For all the talk we’ve heard in recent years about Canada’s slide into supposedly “American-style” gutter politics, the sort of garish gestures described above are completely unknown north of the border. The Canadian version of a controversial “stunt” involves Stephen Harper sitting down at a piano and playing a pop song. And when Elizabeth May embarrassed herself with her Welcome Back Kotter shtick, most observers responded to this brief spasm of theatricality with stunned mortification and pity.

I suppose the closest thing that the federal Tories have to a controversial populist is Minister of Employment and Social Development Pierre Poilievre, who shocked the Canadian pundit class by, wait for it, conducting a ministerial press conference wearing a golf shirt emblazoned with the Conservative Party logo. His party is so obsessed with milking partisan advantage from their expanded Universal Child Care Benefit that Poilievre actually travelled to a Winnipeg production facility so he could pose for pictures with the freshly printed cheques. The stunt was fantastically grubby. But the least that can be said for it was that the UCCB is an actual component of government policy. Better a printing press, I suppose, than a snowball, a chainsaw, a flame-thrower, or a gun.

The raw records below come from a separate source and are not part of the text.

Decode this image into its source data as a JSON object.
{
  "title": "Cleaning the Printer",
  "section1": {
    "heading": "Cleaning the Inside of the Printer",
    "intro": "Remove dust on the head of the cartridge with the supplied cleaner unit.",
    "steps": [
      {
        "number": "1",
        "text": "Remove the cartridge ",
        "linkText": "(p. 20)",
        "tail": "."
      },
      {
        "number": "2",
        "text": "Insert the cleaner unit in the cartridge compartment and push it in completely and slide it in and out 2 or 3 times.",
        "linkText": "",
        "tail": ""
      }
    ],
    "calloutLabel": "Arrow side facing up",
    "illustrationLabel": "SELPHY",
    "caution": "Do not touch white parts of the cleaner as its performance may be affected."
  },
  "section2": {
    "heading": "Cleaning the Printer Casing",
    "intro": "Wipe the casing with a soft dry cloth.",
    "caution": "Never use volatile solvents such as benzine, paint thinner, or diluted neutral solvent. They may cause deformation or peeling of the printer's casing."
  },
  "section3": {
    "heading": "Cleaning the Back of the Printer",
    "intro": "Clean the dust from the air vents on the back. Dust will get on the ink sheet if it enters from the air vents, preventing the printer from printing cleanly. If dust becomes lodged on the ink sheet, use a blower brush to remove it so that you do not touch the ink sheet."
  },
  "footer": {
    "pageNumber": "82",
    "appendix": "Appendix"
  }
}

As Canadians, we’d like to think that Donald Trumps don’t infect our politics because we are smarter and saner than Americans. But the real reason is structural. Republicans and Democrats elect their presidential candidates through the grass roots, which means that populists do occasionally hijack the process. In our parliamentary system, on the other hand, the major parties are heavily whipped entities obsessed with brand preservation. And the party leaders who go on to become premier or prime minister are selected at convention proceedings closely supervised by risk-averse party grandees. The result is a menagerie of bland, polished, disciplined wonks and career politicians such as Stephen Harper, Christy Clark, Rachel Notley, and Kathleen Wynne. (It’s no coincidence that the most interesting and thoroughly disgraced politician in modern Canadian history, former Toronto mayor Rob Ford, existed completely outside the party system.)

Most Republicans are appalled by Donald Trump, and rightly so: His comments about Mexico’s supposed criminal hordes only encourage the GOP’s reputation as a party for ageing white nativists. But his fifteen minutes of fame highlight the degree to which Americans trust ordinary yahoos to pick the person to run their country. It’s a right that our own yahoos will never ever have.